You are viewing a plain text version of this content. The canonical link for it is here.
Posted to issues@impala.apache.org by "Tim Armstrong (JIRA)" <ji...@apache.org> on 2019/02/19 18:29:00 UTC

[jira] [Created] (IMPALA-8214) Bad plan in load_nested.py

Tim Armstrong created IMPALA-8214:
-------------------------------------

             Summary: Bad plan in load_nested.py
                 Key: IMPALA-8214
                 URL: https://issues.apache.org/jira/browse/IMPALA-8214
             Project: IMPALA
          Issue Type: Bug
          Components: Infrastructure
    Affects Versions: Impala 3.1.0
            Reporter: Tim Armstrong
            Assignee: Tim Armstrong


The plan for the below SQL, which is executed without stats, has the larger input on the build side of the join and does a broadcast join, which is very suboptimal.
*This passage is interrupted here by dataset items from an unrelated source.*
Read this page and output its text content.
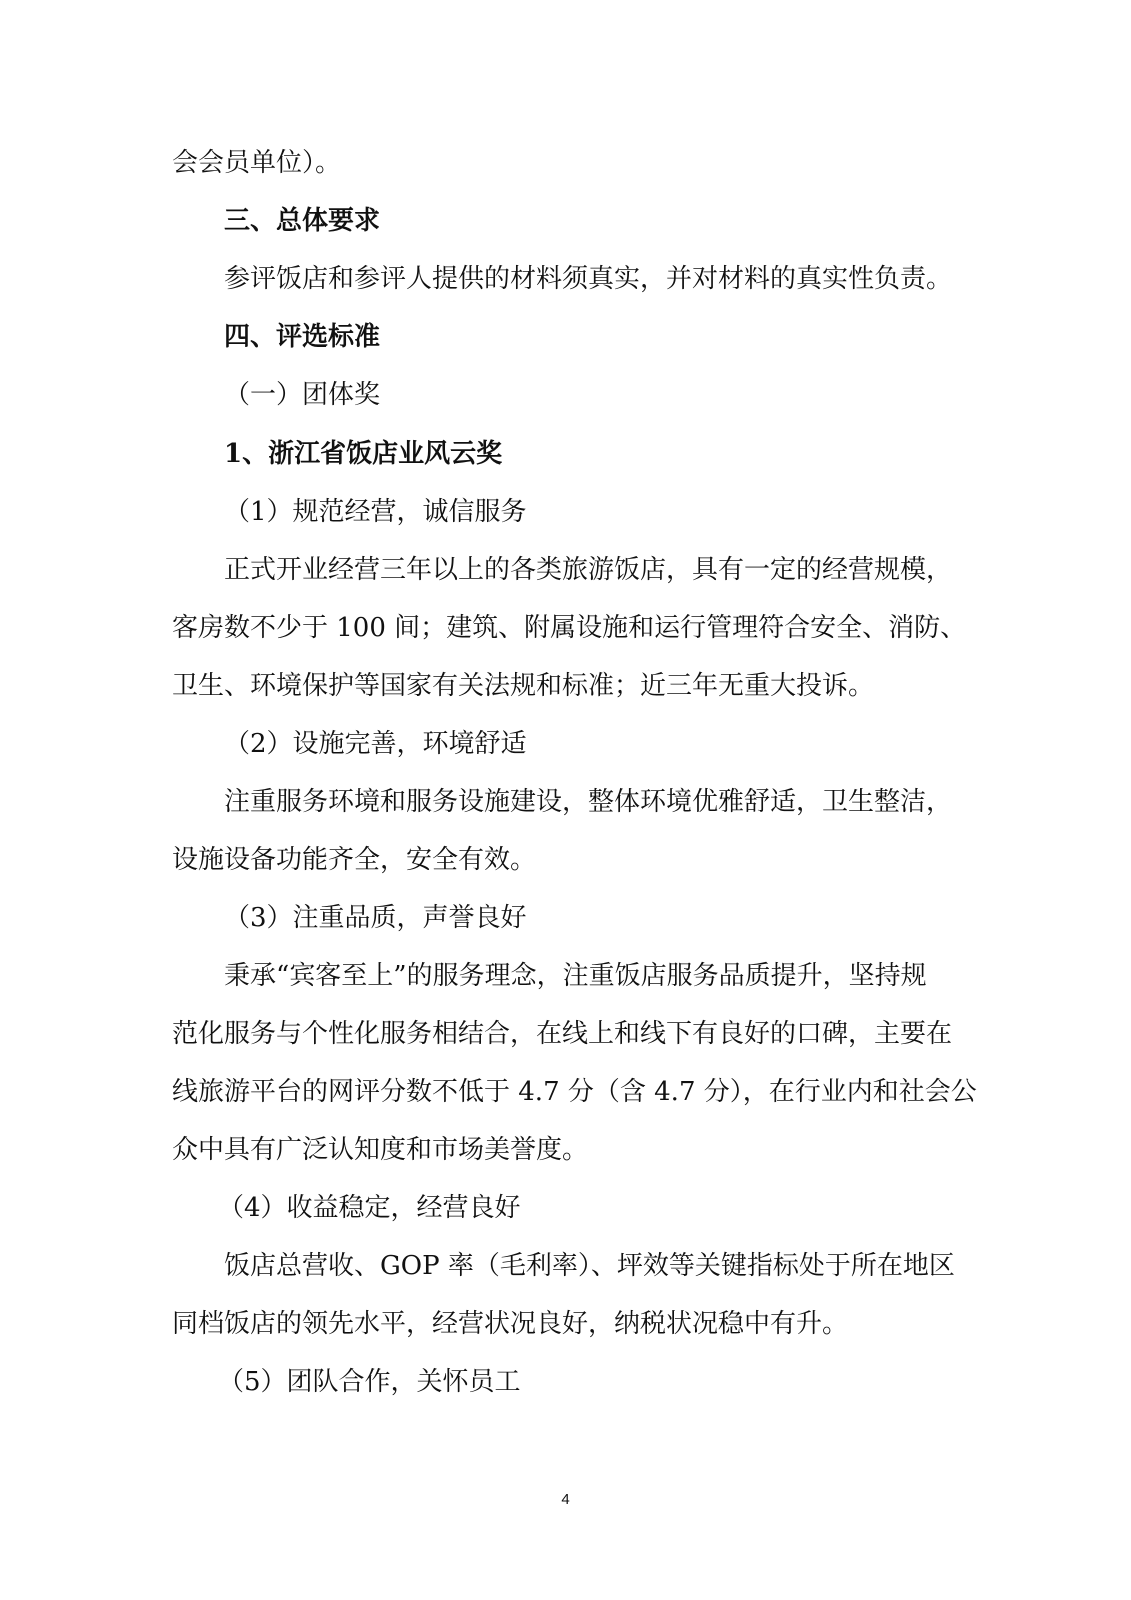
会会员单位）。
三、总体要求
参评饭店和参评人提供的材料须真实，并对材料的真实性负责。
四、评选标准
（一）团体奖
1、浙江省饭店业风云奖
（1）规范经营，诚信服务
正式开业经营三年以上的各类旅游饭店，具有一定的经营规模，
客房数不少于 100 间；建筑、附属设施和运行管理符合安全、消防、
卫生、环境保护等国家有关法规和标准；近三年无重大投诉。
（2）设施完善，环境舒适
注重服务环境和服务设施建设，整体环境优雅舒适，卫生整洁，
设施设备功能齐全，安全有效。
（3）注重品质，声誉良好
秉承“宾客至上”的服务理念，注重饭店服务品质提升，坚持规
范化服务与个性化服务相结合，在线上和线下有良好的口碑，主要在
线旅游平台的网评分数不低于 4.7 分（含 4.7 分），在行业内和社会公
众中具有广泛认知度和市场美誉度。
（4）收益稳定，经营良好
饭店总营收、GOP 率（毛利率）、坪效等关键指标处于所在地区
同档饭店的领先水平，经营状况良好，纳税状况稳中有升。
（5）团队合作，关怀员工
4
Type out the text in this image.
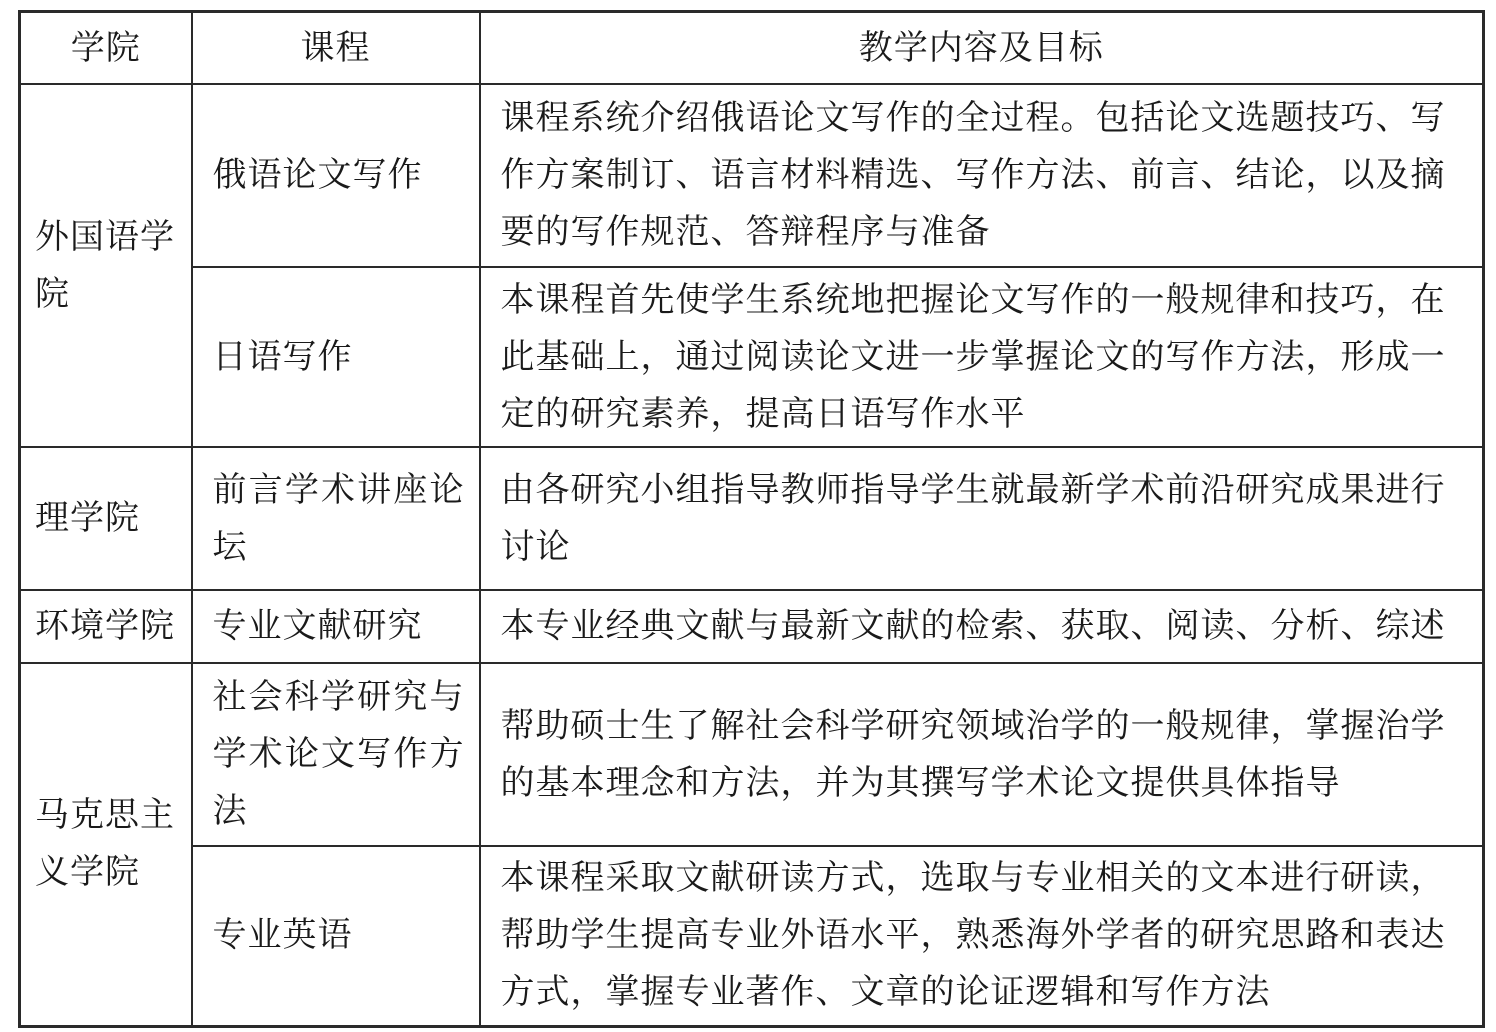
学院	课程	教学内容及目标
外国语学院	俄语论文写作	课程系统介绍俄语论文写作的全过程。包括论文选题技巧、写作方案制订、语言材料精选、写作方法、前言、结论，以及摘要的写作规范、答辩程序与准备
	日语写作	本课程首先使学生系统地把握论文写作的一般规律和技巧，在此基础上，通过阅读论文进一步掌握论文的写作方法，形成一定的研究素养，提高日语写作水平
理学院	前言学术讲座论坛	由各研究小组指导教师指导学生就最新学术前沿研究成果进行讨论
环境学院	专业文献研究	本专业经典文献与最新文献的检索、获取、阅读、分析、综述
马克思主义学院	社会科学研究与学术论文写作方法	帮助硕士生了解社会科学研究领域治学的一般规律，掌握治学的基本理念和方法，并为其撰写学术论文提供具体指导
	专业英语	本课程采取文献研读方式，选取与专业相关的文本进行研读，帮助学生提高专业外语水平，熟悉海外学者的研究思路和表达方式，掌握专业著作、文章的论证逻辑和写作方法
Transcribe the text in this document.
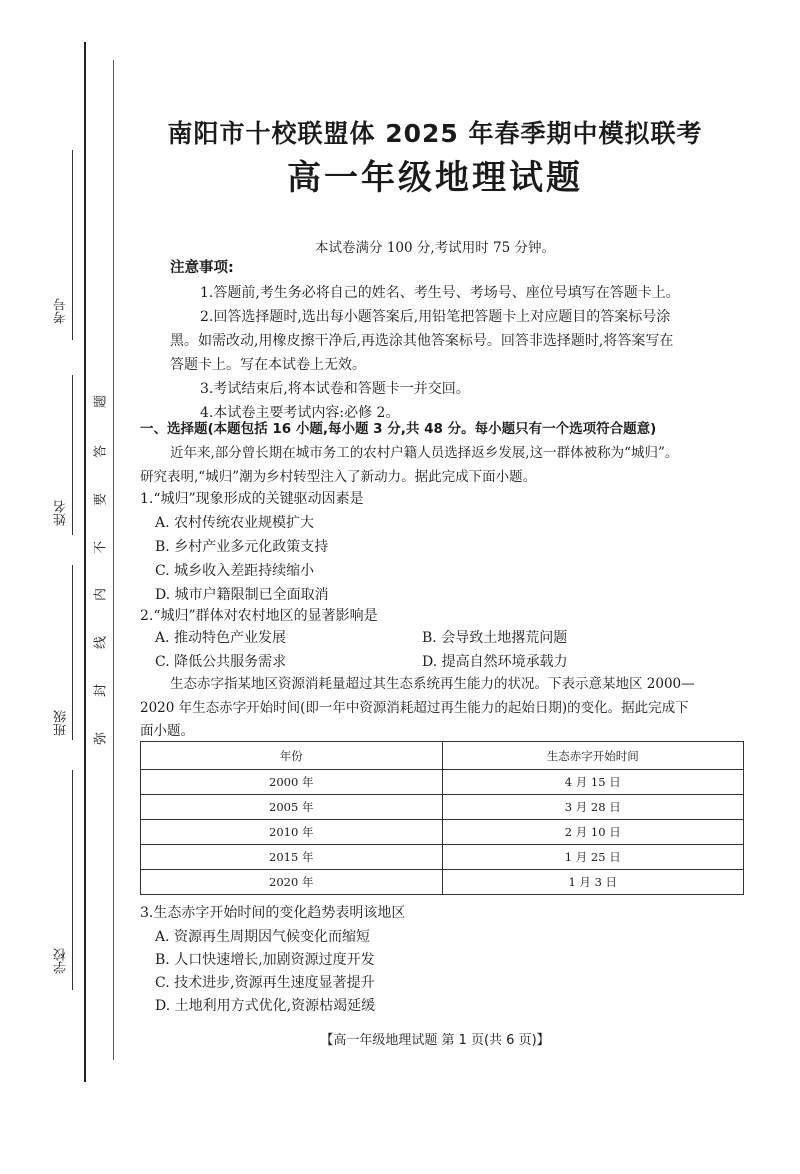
考号
姓名
班级
学校
题
答
要
不
内
线
封
弥
南阳市十校联盟体 2025 年春季期中模拟联考
高一年级地理试题
本试卷满分 100 分,考试用时 75 分钟。
注意事项:
1.答题前,考生务必将自己的姓名、考生号、考场号、座位号填写在答题卡上。
2.回答选择题时,选出每小题答案后,用铅笔把答题卡上对应题目的答案标号涂
黑。如需改动,用橡皮擦干净后,再选涂其他答案标号。回答非选择题时,将答案写在
答题卡上。写在本试卷上无效。
3.考试结束后,将本试卷和答题卡一并交回。
4.本试卷主要考试内容:必修 2。
一、选择题(本题包括 16 小题,每小题 3 分,共 48 分。每小题只有一个选项符合题意)
近年来,部分曾长期在城市务工的农村户籍人员选择返乡发展,这一群体被称为“城归”。
研究表明,“城归”潮为乡村转型注入了新动力。据此完成下面小题。
1.“城归”现象形成的关键驱动因素是
A. 农村传统农业规模扩大
B. 乡村产业多元化政策支持
C. 城乡收入差距持续缩小
D. 城市户籍限制已全面取消
2.“城归”群体对农村地区的显著影响是
A. 推动特色产业发展	B. 会导致土地撂荒问题
C. 降低公共服务需求	D. 提高自然环境承载力
生态赤字指某地区资源消耗量超过其生态系统再生能力的状况。下表示意某地区 2000—
2020 年生态赤字开始时间(即一年中资源消耗超过再生能力的起始日期)的变化。据此完成下
面小题。
年份	生态赤字开始时间
2000 年	4 月 15 日
2005 年	3 月 28 日
2010 年	2 月 10 日
2015 年	1 月 25 日
2020 年	1 月 3 日
3.生态赤字开始时间的变化趋势表明该地区
A. 资源再生周期因气候变化而缩短
B. 人口快速增长,加剧资源过度开发
C. 技术进步,资源再生速度显著提升
D. 土地利用方式优化,资源枯竭延缓
【高一年级地理试题 第 1 页(共 6 页)】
This causes high memory consumption when loading larger scale factors, and generally makes the loading process slower than necessary. We should flip the join and make it a shuffle join.

https://github.com/apache/impala/blob/d481cd4/testdata/bin/load_nested.py#L123
{code}

      tmp_customer_sql = r"""
          SELECT
            c_custkey, c_name, c_address, c_nationkey, c_phone, c_acctbal, c_mktsegment,
            c_comment,
            GROUP_CONCAT(
              CONCAT(
                CAST(o_orderkey AS STRING), '\003',
                CAST(o_orderstatus AS STRING), '\003',
                CAST(o_totalprice AS STRING), '\003',
                CAST(o_orderdate AS STRING), '\003',
                CAST(o_orderpriority AS STRING), '\003',
                CAST(o_clerk AS STRING), '\003',
                CAST(o_shippriority AS STRING), '\003',
                CAST(o_comment AS STRING), '\003',
                CAST(lineitems_string AS STRING)
              ), '\002'
            ) orders_string
          FROM {source_db}.customer
          LEFT JOIN tmp_orders_string ON c_custkey = o_custkey
          WHERE c_custkey % {chunks} = {chunk_idx}
          GROUP BY 1, 2, 3, 4, 5, 6, 7, 8""".format(**sql_params)
{code}



--
This message was sent by Atlassian JIRA
(v7.6.3#76005)